The BJP is learnt to have scaled up its efforts in other states, including Bihar, Uttar Pradesh, Punjab and Andhra Pradesh, by roping in regional parties, or, in many cases, their leaders.

Those behind the national leadership’s political manoeuvrings believe such steps are necessary when “a party finds itself saturated in its strongholds” or when “it finds difficult to expand in regions that have long been out of its reach.”

A party leader involved in the expansion efforts says: “Today, the BJP has achieved a position no other party could dream of. But we have weak spots in many parts of the country, and we have to turn to leaders from other parties till we develop our own core base there.” They also gave examples of likes of Assam chief minister Himanta Biswa Sarma or UP minister Jitin Prasad, who came from the Congress and have become the driving force for the BJP.

However, not everyone in the BJP is happy, particularly the second-rung leaders who have been long waiting in the wings and now find their position suddenly uncertain. Many are also uncomfortable about having to justify the crossovers to their ideological bases.

In private, several ask whether roping in leaders facing graft charges, instituted by the BJP’s own governments in many cases, is worth the questions it raises. They talk about “unfiltered” inductions, their “placation” via plum positions, and the embarrassment this leaves them facing.

These leaders also talk about the difficulty in explaining why the BJP’s own governments are now increasingly projecting a welfarist agenda, even as the party takes on the Opposition’s “revdi” culture. “As we dilute the principles the party stands for, it is becoming difficult for the BJP to stand apart,” says a party leader.

A district leader who has been with the BJP for long, quipped, “It is no longer a party with a difference.
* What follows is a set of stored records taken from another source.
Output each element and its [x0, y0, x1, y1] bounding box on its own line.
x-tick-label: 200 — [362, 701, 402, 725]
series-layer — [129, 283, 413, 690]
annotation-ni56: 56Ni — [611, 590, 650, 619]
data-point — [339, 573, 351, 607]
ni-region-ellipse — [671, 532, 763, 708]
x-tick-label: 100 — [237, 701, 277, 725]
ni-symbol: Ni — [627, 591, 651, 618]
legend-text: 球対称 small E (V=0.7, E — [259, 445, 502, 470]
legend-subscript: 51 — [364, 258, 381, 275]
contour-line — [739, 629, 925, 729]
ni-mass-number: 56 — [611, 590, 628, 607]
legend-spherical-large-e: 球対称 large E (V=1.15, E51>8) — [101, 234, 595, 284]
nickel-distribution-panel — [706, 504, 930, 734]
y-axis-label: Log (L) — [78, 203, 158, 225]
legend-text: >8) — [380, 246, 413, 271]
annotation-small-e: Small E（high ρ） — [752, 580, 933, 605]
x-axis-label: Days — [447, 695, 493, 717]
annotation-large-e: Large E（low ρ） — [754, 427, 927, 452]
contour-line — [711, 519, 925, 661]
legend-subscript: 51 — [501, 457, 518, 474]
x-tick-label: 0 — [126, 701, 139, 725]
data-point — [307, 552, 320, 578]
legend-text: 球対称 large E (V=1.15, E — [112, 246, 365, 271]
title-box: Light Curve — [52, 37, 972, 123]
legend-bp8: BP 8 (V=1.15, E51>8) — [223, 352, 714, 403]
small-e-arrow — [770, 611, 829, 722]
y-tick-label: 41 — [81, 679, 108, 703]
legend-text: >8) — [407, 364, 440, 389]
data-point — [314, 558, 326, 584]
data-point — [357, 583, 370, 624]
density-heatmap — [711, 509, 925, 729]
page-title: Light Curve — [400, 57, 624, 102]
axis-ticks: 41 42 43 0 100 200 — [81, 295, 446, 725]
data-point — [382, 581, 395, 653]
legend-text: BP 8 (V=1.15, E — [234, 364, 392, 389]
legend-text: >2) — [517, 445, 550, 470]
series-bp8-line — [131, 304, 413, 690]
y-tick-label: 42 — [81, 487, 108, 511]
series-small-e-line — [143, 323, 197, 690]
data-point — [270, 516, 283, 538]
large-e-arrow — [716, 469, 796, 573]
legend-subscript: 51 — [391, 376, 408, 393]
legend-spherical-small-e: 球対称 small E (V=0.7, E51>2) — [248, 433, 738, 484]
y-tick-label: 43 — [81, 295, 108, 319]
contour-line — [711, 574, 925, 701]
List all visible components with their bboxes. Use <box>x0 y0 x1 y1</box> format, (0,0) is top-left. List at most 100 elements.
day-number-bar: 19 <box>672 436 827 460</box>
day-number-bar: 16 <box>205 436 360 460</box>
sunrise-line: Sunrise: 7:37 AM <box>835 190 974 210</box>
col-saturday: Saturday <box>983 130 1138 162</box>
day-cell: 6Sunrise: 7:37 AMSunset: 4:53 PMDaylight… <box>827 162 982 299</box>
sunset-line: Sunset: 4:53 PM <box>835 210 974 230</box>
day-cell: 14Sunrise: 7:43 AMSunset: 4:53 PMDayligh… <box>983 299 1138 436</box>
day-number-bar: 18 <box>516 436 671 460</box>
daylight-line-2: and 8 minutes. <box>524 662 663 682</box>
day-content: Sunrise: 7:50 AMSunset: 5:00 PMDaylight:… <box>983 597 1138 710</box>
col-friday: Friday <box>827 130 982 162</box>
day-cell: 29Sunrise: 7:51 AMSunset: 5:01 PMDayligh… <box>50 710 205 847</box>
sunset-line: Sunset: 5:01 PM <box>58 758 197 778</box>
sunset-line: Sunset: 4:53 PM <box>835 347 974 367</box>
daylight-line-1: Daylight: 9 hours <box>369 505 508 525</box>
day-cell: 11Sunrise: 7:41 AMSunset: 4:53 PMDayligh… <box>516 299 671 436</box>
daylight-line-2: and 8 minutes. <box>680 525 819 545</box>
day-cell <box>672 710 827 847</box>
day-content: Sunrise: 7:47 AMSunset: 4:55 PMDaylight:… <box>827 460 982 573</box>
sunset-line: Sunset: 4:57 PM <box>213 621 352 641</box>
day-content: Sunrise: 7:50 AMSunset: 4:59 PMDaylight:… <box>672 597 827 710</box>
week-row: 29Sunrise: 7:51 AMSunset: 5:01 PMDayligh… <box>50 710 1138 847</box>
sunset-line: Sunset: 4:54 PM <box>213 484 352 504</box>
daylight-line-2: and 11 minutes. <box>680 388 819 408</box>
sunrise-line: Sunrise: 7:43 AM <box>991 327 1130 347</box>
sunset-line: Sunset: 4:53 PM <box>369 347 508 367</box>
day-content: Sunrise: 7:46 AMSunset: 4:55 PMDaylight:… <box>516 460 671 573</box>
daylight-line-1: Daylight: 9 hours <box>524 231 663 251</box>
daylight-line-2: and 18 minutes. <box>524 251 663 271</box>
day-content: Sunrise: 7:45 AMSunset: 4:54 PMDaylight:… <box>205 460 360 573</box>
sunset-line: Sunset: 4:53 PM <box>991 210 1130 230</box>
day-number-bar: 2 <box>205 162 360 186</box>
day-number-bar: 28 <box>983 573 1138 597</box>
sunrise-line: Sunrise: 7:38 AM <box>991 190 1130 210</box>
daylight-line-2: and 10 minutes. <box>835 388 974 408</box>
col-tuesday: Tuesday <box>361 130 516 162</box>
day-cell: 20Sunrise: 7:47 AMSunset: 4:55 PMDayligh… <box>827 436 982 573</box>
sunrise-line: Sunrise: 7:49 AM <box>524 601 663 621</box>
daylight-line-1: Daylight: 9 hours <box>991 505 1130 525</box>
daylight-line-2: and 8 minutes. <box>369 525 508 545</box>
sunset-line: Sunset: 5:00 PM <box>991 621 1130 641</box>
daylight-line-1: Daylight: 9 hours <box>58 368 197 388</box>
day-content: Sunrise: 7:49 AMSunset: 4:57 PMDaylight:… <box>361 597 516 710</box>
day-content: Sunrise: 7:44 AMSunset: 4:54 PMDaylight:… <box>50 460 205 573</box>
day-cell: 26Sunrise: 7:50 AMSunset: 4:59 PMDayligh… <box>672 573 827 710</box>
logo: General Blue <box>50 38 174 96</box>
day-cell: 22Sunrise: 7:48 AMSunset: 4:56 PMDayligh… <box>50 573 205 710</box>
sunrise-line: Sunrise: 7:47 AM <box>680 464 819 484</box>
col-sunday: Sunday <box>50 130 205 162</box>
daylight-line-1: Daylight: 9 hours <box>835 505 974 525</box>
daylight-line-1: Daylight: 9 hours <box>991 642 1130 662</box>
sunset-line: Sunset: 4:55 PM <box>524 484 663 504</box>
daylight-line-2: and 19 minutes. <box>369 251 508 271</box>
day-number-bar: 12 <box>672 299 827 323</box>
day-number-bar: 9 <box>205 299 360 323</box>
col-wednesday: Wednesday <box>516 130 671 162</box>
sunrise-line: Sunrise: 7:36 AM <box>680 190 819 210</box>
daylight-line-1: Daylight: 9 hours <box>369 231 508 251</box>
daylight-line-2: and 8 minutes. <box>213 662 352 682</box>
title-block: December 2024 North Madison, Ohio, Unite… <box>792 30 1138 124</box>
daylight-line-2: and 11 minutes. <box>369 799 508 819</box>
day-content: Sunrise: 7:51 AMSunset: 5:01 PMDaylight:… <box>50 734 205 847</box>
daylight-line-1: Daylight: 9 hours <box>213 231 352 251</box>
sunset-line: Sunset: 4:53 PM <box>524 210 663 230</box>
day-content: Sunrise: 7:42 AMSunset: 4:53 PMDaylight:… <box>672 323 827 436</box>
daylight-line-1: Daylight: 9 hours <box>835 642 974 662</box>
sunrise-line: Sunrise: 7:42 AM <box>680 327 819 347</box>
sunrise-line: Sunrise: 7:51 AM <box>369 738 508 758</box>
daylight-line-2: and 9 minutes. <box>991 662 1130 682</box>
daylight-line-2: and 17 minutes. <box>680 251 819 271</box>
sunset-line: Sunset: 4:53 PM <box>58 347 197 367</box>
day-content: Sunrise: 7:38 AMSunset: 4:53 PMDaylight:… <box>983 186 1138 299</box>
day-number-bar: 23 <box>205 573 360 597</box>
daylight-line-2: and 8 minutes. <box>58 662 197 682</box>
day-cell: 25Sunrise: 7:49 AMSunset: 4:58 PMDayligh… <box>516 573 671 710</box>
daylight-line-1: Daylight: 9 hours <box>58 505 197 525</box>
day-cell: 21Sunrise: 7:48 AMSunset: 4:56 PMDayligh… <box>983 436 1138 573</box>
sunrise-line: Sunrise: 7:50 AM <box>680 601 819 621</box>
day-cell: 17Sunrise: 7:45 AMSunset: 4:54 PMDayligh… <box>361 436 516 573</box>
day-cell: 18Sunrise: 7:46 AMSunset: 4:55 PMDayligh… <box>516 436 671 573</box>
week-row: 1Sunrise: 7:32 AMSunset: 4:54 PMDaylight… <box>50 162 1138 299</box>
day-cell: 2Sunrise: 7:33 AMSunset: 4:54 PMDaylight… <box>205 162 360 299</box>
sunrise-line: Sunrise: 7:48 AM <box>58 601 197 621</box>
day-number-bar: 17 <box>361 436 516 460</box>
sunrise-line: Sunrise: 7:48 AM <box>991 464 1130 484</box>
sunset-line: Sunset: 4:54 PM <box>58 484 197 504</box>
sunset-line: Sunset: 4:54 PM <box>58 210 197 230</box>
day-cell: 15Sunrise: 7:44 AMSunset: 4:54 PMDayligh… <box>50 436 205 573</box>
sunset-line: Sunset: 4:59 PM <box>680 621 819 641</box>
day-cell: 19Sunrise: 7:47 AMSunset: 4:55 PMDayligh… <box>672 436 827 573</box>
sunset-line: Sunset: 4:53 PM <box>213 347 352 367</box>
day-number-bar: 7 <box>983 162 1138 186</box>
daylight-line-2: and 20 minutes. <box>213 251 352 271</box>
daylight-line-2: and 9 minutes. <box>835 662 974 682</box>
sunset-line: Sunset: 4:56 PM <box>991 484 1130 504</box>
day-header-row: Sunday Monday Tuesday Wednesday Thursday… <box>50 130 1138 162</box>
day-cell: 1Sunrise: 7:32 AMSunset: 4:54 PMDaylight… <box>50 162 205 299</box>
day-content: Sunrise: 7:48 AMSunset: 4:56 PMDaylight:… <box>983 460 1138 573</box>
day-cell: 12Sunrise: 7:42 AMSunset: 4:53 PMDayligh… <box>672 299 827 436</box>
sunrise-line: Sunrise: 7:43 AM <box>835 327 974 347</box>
The BJP is now a party with differences.”

Another local leader spoke about Devendra Fadnavis, who “had worked hard for the party for years,” being told to step aside as chief minister, to let new BJP Sena ally Shinde take the post. “We have been working hard, many times we have spent money from our pockets to work for the party. Obviously, we expect opportunities in the party. But if this is how the opportunities in the party are distributed, where will we get a chance?” the leader said.

However, to others now facing a stint in the wings again, the question is why the party has not been able to accommodate those from the organisation in its governments. “Why is it that those who come through the ranks always get sidelined? Most of the positions – be it in Uttar Pradesh or Madhya Pradesh – go to the lateral entries. How many of the top ministers in the Union government have come through the ranks?” a young party leader in Madhya Pradesh asked.